Staff from businesses across the Tees Valley have taken the first step to a healthier, happier lifestyle by signing up to the Let’s Go Tees Valley Commuter Challenge this May.

The challenge is part of a Tees Valley project to reduce the number of cars on our roads by encouraging local people to swap single occupancy car journeys for more sustainable modes of travel.

The week-long commuter challenge, launched by local travel project Let’s Go Tees Valley, will run from the 13th to 19th May 2019 and will see commuters switch some or all of their single-occupancy car journeys to walking, cycling, using public transport or car sharing for the chance to win prizes.

“Changing the way we travel from our usual car ride in favour of active travel modes can have a significant impact on our health, waistlines and wallets, as well as reducing congestion and improving air quality.” says Georgina Burke, speaking on behalf of Let’s Go Tees Valley.

“We’re challenging Tees Valley commuters to stop and think before grabbing their car keys for local journeys. Nearly half of all of car journeys are under two miles and these short trips have a huge impact on local congestion and pollution. ”

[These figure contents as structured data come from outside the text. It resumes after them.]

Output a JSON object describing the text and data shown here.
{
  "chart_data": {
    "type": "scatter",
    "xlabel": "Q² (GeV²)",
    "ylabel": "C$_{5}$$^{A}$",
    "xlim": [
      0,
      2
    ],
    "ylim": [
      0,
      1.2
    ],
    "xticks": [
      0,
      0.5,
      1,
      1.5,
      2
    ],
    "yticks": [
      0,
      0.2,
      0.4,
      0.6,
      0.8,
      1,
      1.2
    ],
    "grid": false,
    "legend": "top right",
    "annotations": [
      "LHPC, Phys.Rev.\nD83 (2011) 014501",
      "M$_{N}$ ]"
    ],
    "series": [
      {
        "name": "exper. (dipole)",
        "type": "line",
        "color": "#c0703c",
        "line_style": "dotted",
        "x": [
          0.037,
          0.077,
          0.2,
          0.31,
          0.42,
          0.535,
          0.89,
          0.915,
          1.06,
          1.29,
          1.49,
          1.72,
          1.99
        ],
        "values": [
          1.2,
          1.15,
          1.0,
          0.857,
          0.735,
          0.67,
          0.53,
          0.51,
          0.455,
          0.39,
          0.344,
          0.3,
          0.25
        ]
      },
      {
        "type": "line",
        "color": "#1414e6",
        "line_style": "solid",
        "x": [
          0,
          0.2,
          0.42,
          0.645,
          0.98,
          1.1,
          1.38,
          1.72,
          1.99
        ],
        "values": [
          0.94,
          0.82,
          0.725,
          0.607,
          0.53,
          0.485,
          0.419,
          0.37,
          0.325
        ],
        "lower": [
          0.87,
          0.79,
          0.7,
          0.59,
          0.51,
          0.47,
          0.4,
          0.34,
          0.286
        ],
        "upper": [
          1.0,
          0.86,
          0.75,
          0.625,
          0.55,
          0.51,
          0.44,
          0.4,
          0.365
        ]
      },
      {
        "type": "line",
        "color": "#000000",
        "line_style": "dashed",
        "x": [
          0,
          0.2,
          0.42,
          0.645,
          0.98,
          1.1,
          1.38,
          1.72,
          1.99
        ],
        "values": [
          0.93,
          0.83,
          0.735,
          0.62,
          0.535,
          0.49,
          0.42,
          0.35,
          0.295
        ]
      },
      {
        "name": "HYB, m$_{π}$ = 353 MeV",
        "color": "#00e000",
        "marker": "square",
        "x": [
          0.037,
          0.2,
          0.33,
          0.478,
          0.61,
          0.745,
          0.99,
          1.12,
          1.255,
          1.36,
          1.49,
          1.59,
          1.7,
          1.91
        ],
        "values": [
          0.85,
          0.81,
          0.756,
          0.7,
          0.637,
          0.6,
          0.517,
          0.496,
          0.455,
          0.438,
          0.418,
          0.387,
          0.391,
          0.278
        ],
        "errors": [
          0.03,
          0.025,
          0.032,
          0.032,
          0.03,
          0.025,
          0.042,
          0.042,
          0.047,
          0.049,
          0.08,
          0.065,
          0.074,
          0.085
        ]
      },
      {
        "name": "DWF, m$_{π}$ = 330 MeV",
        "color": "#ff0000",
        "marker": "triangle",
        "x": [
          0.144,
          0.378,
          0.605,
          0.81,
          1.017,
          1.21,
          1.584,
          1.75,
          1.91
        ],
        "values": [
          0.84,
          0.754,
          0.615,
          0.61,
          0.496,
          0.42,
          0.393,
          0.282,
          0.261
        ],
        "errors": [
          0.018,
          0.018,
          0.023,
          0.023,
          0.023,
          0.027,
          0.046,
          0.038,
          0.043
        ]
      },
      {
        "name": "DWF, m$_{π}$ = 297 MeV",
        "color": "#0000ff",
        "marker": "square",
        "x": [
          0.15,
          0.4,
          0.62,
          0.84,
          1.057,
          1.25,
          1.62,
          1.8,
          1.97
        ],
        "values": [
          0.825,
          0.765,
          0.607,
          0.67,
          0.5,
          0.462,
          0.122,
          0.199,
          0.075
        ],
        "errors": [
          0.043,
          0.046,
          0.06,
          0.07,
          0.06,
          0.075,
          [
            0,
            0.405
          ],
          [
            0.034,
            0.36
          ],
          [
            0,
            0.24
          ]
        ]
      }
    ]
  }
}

The challenge is running across the Tees Valley in May to tie in with National Walking Month. National Walking Month is a national campaign to encourage more walking in our everyday lives.

EE in Darlington was the first business to sign-up to take part in the Let’s Go Tees Valley Commuter Challenge for 2019 and was quickly followed by several other large employers including Chemoxy International in Middlesbrough, FUJIFILM Diosynth Biotechnologies in Billingham and University Hospital of North Tees in Stockton-on-Tees.

To register for the week long Let’s Go Tees Valley Commuter Challenge or to download a promotional pack please visit: and follow the instructions.

Currently, around two thirds of cars have just one person in them[1], with travel to and from work being the main reason to travel. The majority of greenhouse gas emissions in the UK are transport related[2]. Air pollution in our towns and cities is increasingly being linked to a range of health problems; one third of deaths from stroke, lung cancer and heart disease are due to air pollution[3].